At the same time, I feel pressure (magnified by my bored state of mind) to do something, research about the college that T. and I will be attending, and get a job. I'm not looking forward to the college, because somehow the last year at university has left me with little energy and the belief that I will never write essays, etc., the way I truly want to. As for getting a job, I would only get it because I don't want to be a financial burden. I've looked in the job listings in the newspaper, and I'm unqualified for basically all. As for the only job that would work out, I don't want to distribute flyers on conscientious grounds -- I find them a nuisance.

Yesterday I felt like crying when I woke up and at other points during the day, and I'm usually disgruntled and disagreeable.

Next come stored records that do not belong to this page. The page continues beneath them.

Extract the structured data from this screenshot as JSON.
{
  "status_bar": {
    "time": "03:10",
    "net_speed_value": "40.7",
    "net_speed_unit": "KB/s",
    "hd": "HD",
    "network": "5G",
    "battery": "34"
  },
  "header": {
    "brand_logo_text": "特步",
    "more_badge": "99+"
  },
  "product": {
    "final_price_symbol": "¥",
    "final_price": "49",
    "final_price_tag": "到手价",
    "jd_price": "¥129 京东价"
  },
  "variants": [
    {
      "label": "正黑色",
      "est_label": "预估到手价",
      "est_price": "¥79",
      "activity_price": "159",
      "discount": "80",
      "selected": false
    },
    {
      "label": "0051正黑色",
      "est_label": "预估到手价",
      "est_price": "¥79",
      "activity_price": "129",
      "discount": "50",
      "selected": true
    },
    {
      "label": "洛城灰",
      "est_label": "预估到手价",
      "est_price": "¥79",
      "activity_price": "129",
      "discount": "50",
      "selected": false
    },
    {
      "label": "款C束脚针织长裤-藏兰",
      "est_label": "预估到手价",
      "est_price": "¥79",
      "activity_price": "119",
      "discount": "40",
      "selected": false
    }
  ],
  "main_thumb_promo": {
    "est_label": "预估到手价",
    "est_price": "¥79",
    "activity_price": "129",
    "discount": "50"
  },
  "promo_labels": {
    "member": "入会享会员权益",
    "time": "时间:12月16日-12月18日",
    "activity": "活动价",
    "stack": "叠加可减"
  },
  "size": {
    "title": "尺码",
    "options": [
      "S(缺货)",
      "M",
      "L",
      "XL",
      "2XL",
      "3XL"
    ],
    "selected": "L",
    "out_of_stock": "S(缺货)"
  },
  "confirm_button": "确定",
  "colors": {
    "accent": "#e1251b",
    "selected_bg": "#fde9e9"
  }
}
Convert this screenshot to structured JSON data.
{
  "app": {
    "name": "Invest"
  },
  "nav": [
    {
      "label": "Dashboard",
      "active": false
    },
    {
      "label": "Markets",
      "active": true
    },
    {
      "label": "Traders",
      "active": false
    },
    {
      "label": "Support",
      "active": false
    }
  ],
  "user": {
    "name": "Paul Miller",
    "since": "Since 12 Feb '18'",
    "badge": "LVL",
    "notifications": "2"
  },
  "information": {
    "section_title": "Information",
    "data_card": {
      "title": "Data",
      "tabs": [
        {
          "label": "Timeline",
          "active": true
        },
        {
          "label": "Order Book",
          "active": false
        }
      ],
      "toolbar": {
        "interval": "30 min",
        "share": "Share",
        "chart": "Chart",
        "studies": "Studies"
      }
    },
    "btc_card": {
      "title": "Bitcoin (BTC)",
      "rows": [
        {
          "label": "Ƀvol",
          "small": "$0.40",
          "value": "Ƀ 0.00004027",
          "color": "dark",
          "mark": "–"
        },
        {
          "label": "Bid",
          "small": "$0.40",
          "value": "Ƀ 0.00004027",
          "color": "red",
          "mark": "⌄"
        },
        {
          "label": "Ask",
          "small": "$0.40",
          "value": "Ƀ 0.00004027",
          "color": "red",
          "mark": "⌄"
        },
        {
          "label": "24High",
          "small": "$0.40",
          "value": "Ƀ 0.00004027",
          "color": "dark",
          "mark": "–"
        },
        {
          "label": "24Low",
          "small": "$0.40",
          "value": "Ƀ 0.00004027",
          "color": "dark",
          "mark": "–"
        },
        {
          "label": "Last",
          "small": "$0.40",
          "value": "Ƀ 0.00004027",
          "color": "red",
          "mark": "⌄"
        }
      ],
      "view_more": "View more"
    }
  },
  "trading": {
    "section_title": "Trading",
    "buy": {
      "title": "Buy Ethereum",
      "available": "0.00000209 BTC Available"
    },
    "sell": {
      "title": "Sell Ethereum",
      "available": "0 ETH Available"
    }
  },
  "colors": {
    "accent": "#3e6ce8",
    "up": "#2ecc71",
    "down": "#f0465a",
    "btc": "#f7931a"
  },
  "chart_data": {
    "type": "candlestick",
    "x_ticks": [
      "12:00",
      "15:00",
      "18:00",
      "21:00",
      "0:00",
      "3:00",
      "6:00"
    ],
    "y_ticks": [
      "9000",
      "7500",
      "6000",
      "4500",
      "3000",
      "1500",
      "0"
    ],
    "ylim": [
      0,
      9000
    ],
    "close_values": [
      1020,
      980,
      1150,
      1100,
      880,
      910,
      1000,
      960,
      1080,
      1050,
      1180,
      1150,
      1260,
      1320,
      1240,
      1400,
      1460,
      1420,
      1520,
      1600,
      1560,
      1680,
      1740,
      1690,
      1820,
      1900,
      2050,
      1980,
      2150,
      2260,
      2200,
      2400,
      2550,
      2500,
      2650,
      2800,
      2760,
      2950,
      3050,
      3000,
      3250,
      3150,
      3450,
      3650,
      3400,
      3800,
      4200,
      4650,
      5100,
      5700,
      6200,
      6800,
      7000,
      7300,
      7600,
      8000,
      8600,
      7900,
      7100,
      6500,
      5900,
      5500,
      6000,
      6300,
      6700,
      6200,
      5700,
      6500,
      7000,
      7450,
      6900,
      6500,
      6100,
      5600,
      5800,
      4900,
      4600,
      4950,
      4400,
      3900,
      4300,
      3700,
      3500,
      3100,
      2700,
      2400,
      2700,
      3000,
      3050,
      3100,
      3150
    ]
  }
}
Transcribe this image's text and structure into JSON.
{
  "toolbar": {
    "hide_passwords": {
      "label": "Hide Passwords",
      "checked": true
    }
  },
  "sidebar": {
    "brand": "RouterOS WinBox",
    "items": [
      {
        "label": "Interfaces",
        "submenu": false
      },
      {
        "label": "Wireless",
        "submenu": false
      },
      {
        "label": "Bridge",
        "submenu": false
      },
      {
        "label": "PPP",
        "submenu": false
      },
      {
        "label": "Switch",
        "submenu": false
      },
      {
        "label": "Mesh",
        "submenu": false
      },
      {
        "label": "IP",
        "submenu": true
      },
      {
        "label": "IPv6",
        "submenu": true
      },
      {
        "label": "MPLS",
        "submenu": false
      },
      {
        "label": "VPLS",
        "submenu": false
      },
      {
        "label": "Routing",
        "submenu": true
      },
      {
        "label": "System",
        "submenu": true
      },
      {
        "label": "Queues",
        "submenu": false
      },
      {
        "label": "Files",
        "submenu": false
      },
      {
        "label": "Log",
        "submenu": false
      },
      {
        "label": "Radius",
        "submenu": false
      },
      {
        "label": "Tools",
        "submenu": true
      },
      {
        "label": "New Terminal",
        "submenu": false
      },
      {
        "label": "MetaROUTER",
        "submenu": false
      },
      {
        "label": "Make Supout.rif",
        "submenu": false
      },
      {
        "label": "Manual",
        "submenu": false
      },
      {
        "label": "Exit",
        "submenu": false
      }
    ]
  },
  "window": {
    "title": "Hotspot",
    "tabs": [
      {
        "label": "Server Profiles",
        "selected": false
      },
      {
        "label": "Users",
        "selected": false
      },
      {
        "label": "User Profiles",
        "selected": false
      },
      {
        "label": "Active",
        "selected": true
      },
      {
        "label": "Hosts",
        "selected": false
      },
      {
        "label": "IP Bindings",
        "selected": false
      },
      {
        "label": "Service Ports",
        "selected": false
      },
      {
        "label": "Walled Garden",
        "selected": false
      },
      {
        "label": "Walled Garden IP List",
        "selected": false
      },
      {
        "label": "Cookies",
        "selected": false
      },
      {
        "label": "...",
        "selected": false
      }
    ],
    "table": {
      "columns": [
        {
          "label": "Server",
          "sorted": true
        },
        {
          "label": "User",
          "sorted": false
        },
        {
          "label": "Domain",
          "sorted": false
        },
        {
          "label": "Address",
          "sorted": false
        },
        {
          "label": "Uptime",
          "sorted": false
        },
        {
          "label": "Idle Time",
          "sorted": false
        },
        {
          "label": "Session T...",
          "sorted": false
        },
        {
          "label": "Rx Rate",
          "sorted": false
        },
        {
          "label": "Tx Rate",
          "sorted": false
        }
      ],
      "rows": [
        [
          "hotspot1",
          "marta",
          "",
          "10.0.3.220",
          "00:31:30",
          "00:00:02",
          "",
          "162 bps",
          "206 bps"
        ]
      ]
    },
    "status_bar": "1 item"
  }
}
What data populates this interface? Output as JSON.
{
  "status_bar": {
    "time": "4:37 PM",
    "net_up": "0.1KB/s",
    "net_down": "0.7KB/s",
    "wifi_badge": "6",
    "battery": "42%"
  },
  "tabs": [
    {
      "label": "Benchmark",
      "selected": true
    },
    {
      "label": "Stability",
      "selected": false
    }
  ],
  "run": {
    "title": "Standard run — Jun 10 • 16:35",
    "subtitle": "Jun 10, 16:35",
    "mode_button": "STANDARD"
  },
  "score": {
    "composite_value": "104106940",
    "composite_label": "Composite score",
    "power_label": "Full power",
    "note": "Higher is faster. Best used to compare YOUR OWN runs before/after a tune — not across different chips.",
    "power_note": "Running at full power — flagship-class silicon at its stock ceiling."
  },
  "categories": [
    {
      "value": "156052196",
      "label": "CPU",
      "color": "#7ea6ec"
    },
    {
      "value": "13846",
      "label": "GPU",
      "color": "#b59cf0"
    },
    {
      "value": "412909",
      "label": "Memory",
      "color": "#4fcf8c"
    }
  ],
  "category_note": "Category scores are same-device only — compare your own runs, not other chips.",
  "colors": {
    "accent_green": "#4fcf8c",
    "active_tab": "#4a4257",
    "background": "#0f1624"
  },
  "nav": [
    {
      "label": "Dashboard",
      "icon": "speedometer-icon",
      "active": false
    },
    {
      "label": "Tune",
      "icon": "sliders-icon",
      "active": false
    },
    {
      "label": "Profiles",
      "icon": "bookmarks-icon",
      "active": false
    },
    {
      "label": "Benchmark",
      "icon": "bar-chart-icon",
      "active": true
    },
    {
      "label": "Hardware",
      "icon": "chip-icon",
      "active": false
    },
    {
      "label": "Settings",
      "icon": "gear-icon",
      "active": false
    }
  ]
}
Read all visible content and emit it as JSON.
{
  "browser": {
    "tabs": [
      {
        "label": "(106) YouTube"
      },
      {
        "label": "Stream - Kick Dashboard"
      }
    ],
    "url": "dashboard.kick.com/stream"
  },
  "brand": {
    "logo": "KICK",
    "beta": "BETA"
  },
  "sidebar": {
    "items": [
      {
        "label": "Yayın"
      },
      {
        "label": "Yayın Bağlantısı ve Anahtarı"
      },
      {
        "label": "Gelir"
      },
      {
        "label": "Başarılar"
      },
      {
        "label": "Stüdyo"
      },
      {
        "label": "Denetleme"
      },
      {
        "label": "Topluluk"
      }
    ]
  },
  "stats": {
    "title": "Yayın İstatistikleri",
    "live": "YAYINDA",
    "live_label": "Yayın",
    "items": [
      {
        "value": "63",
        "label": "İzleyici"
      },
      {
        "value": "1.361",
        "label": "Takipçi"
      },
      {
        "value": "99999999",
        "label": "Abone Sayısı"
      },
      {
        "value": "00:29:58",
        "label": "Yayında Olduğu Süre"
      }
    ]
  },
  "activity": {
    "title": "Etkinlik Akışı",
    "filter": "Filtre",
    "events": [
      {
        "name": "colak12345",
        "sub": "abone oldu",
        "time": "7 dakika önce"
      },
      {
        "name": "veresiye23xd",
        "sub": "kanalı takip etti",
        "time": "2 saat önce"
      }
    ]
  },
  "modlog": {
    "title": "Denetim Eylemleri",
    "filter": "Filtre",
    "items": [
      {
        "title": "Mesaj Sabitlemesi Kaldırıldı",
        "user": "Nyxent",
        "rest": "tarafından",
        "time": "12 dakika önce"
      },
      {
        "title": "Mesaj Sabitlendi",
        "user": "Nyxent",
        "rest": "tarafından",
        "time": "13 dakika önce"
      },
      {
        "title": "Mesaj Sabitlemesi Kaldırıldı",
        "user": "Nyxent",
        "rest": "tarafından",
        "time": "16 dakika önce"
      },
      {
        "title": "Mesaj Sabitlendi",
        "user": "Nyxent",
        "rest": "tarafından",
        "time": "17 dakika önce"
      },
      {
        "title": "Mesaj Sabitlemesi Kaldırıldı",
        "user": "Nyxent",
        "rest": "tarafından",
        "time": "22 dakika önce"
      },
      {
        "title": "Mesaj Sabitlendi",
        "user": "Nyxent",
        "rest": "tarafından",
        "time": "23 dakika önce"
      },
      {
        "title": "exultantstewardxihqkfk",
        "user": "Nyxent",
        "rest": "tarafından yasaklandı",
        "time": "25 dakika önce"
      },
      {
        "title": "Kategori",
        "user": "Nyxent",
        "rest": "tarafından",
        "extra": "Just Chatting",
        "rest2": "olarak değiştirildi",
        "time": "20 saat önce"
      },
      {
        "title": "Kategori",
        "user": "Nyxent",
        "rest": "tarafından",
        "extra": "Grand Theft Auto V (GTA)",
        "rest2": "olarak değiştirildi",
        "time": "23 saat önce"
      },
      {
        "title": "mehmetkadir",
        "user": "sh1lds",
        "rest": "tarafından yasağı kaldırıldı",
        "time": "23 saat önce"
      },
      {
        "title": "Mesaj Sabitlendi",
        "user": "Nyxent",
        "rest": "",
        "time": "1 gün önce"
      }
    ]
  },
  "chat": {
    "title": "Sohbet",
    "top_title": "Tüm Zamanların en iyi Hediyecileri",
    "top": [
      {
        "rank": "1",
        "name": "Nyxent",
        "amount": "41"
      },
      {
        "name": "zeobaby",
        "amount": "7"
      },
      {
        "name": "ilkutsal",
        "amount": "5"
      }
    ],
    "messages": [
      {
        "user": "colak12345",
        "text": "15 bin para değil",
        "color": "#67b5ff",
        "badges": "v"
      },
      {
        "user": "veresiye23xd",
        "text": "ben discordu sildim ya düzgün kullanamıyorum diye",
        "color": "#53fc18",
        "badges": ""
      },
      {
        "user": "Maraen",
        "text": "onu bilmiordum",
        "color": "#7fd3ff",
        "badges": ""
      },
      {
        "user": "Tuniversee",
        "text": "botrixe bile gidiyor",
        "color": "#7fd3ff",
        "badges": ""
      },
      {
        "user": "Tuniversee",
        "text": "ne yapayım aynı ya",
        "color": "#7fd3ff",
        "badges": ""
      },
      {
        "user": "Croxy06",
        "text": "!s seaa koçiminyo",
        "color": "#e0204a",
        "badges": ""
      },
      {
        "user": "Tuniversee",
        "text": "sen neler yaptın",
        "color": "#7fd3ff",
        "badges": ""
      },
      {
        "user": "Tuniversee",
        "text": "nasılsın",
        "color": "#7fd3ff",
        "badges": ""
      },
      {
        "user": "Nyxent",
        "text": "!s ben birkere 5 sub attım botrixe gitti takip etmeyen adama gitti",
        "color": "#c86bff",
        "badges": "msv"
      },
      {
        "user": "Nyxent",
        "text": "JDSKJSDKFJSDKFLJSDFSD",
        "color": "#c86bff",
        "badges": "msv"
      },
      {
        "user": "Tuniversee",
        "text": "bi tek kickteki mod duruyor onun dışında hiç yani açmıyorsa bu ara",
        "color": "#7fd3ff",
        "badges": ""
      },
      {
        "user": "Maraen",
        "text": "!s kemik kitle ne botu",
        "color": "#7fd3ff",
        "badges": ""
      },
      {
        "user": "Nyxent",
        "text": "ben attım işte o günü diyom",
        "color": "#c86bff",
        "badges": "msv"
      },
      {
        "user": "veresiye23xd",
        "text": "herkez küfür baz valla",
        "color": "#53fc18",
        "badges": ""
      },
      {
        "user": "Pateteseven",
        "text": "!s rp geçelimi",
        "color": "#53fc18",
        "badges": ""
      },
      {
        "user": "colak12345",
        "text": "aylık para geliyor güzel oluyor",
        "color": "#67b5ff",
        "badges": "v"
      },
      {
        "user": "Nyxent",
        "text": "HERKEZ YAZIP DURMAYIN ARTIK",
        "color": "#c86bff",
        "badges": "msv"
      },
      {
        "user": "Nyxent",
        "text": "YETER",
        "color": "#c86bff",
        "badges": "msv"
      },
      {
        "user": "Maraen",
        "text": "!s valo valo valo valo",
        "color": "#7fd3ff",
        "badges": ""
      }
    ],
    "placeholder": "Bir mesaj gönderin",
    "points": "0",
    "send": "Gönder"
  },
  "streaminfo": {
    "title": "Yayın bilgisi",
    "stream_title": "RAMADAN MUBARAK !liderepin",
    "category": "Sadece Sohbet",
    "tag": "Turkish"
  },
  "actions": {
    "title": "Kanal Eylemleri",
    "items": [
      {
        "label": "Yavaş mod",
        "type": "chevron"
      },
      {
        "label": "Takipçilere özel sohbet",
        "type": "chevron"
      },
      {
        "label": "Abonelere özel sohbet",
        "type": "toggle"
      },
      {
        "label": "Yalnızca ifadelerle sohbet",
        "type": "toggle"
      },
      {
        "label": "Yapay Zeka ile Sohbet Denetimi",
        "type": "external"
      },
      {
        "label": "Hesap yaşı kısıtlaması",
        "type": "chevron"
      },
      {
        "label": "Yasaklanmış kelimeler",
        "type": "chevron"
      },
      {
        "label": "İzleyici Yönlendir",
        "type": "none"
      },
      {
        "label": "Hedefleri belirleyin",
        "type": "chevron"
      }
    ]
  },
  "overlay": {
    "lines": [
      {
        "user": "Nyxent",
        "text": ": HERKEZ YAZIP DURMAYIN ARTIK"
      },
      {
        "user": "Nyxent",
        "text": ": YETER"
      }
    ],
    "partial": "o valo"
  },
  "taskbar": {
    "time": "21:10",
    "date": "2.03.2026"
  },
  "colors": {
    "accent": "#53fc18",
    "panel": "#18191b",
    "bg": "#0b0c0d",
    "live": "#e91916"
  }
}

That isn't to say that I haven't had fun, too; for instance, I've written a short "eighteenth-century novel" in three "volumes," which was truly amusing, though without literary merit. Before that I began to write a short story entitled "Friedrich von Tautzick." I've also been downtown twice, once with my brothers and once alone. The time I was there alone I made a huge detour, going in exactly the wrong direction along the north bank of the Spree, but enjoying the scenery and the adventurous sense of having made a stupid mistake immensely. I walked past the new main train station (Hauptbahnhof) and various buildings of the Bundestag, past the Reichstag, through the Brandenburger Tor and the Tiergarten, and down Unter den Linden past the Komische Oper and the Russian embassy and the stately Staatsoper and the beautiful building of the Humboldt Uni to the museum of German history. I've been to the Volkspark at the Rathaus Schoeneberg often, and I've walked twice in a lovely, shadowy graveyard where the composer Max Bruch is buried.

Anyway, now that I've poured forth my egotistic lament, and probably shown myself in a highly unflattering light, I feel much better!